Kutukan Persebaya

Kutukan Persebaya

-Ilustrasi: Reza Alfian Maulana-Harian Disway-

Saya yang waktu itu baru terpilih menjadi wakil Pak Bambang D.H. ketiban sampur. Saya diminta klub-klub anggota Persebaya yang berjumlah 30 untuk menjadi ketua umum. Dalam kondisi Persebaya tak boleh main selama dua tahun. Banyak pengurusnya yang dihukum.

Saya tidak bisa mengelak. Karena ini penugasan langsung dari Pak Wali Kota. Dengan jaminan, bantuan APBD masih tetap dikucurkan. Bismillah. Target utama Persebaya bisa ikut kompetisi lagi.

Setelah melobi PSSI, akhirnya Persebaya bisa main di tahun kompetisi 2005/2006 untuk Divisi I. Tahun pertama saya mendapat dukungan penuh semua klub. ”Mati urip nderek Pak Arif.” Ada yang bilang demikian.

Setelah menjadi juara Divisi I yang diwarnai kerusuhan suporter, Persebaya lantas bermain di strata teratas. Itulah final Divisi I yang unik. Dalam final melawan Persis Solo itu, kerusuhan pecah saat Persebaya sudah unggul.
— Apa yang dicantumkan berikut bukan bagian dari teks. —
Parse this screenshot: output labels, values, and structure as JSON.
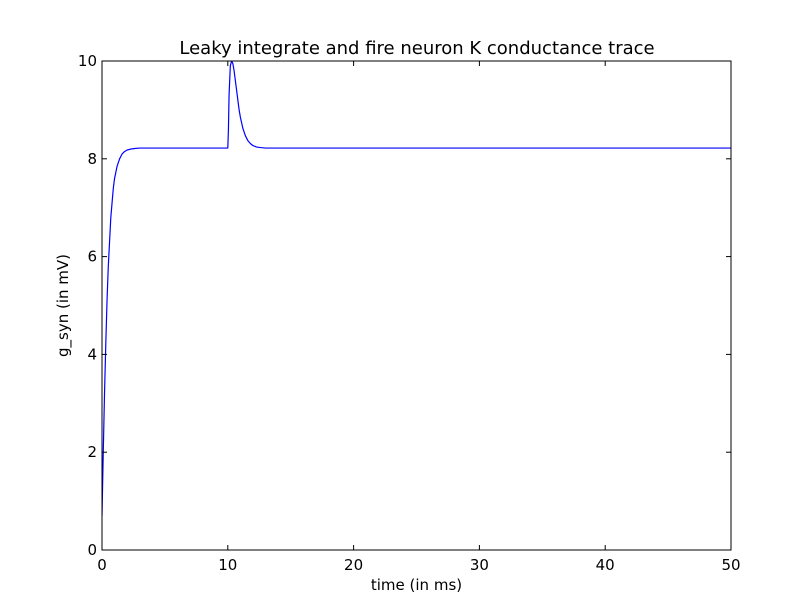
{
  "chart_data": {
    "type": "line",
    "title": "Leaky integrate and fire neuron K conductance trace",
    "xlabel": "time (in ms)",
    "ylabel": "g_syn (in mV)",
    "xlim": [
      0,
      50
    ],
    "ylim": [
      0,
      10
    ],
    "xticks": [
      0,
      10,
      20,
      30,
      40,
      50
    ],
    "yticks": [
      0,
      2,
      4,
      6,
      8,
      10
    ],
    "grid": false,
    "legend": "none",
    "line_color": "#0000ff",
    "series": [
      {
        "x": [
          0,
          0.1,
          0.2,
          0.3,
          0.4,
          0.5,
          0.6,
          0.7,
          0.8,
          0.9,
          1.0,
          1.2,
          1.4,
          1.6,
          1.8,
          2.0,
          2.3,
          2.6,
          3.0,
          3.5,
          4.0,
          5.0,
          7.0,
          9.0,
          10.0,
          10.05,
          10.1,
          10.2,
          10.3,
          10.4,
          10.5,
          10.6,
          10.7,
          10.8,
          10.9,
          11.0,
          11.2,
          11.4,
          11.6,
          11.8,
          12.0,
          12.3,
          12.6,
          13.0,
          13.5,
          14.0,
          16.0,
          20.0,
          30.0,
          40.0,
          50.0
        ],
        "y": [
          0.7,
          2.0,
          3.2,
          4.2,
          5.1,
          5.8,
          6.3,
          6.8,
          7.1,
          7.4,
          7.6,
          7.85,
          8.0,
          8.1,
          8.15,
          8.18,
          8.2,
          8.21,
          8.22,
          8.22,
          8.22,
          8.22,
          8.22,
          8.22,
          8.22,
          8.6,
          9.3,
          9.9,
          10.0,
          9.95,
          9.8,
          9.6,
          9.4,
          9.2,
          9.0,
          8.85,
          8.62,
          8.47,
          8.37,
          8.31,
          8.27,
          8.24,
          8.23,
          8.22,
          8.22,
          8.22,
          8.22,
          8.22,
          8.22,
          8.22,
          8.22
        ]
      }
    ]
  }
}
Bonek menyerbu lapangan saat pertandingan tinggal 5 menit.

Masa keemasan klub profesional dibiayai APBD pun berakhir. Pemerintah pusat melarang APBD digunakan untuk membiayai klub profesional. Itu awal dari upaya menjadikan sepak bola sebagai industri olahraga. 

Seseorang yang sangat berjasa atas penggunaan APBD untuk klub bola ini adalah Pak Saleh Mukadar. Posisi politisnya saat itu memungkinkan gagasan tersebut terlaksana di Surabaya. 

Setelah APBD dilarang untuk membiayai bola, sebagai ketua umum, saya harus memutar otak. Saya melontarkan gagasan membuat PT Persebaya. Bahkan, sudah menyiapkan business plan untuk menarik investor. 

Namun, gagasan itu ditolak klub-klub internal. Ada yang takut Persebaya pindah ke luar kota. Ada yang khawatir nanti saya ikut memiliki sahamnya.

Padahal, konsep kepemilikan yang saya ajukan cukup menarik. Sebab, harus ada kepemilikan Pemkot Surabaya meski hanya dalam bentuk saham goodwill. Saham pemberian tanpa setor modal. Selebihnya dimiliki investor dan suporter. 

Rupanya, saya gagal meyakinkan klub internal dan suporter. Akhirnya saya dimosi tidak percaya. Bahkan, sempat diundang dengar pendapat oleh anggota dewan di DPRD Kota Surabaya. Saya pun mengundurkan diri dalam posisi prestasi Persebaya sedang tidak dalam keadaan baik.

Setelah itu, saya tak pernah cawe-cawe lagi. 

Sampai kemudian, muncul dualisme Persebaya. Yakni, Persebaya yang kemudian dikenal sebagai Persebaya 1927 dan Persebaya hasil pembelian klub Mitra Kukar yang kini menjadi Bhayangkara United. 

Persebaya 1927 –karena regulasi– akhirnya mendirikan PT Persebaya Indonesia (PI). Inilah yang eksis hinggga sekarang. PT PI sebelum diambil alih Azrul Ananda –dengan skema apa pun– semula dimiliki Pak Saleh Mukadar, Cholid Ghoromah, dan 20 klub internal.

Ada 10 klub internal pendiri Persebaya yang tak ikut dalam rombongan pemilik Persebaya baru itu. Di antaranya, klub legendaris Assyabab, PSAD, Suryanaga, dan Mitra Surabaya. Mereka sebetulnya klub yang punya legitimasi sejarah kuat untuk menjadi pemilik Persebaya.

Eh, perlu dicatat pula, eksistensi Persebaya 1927 hingga kini juga merupakan jasa besar para Bonek. Suporter Bajol Ijo yang memperjuangkan Persebaya kembali bisa menjadi klub kebanggaan warga Surabaya. Sayang, mereka tak memiliki saham sama sekali.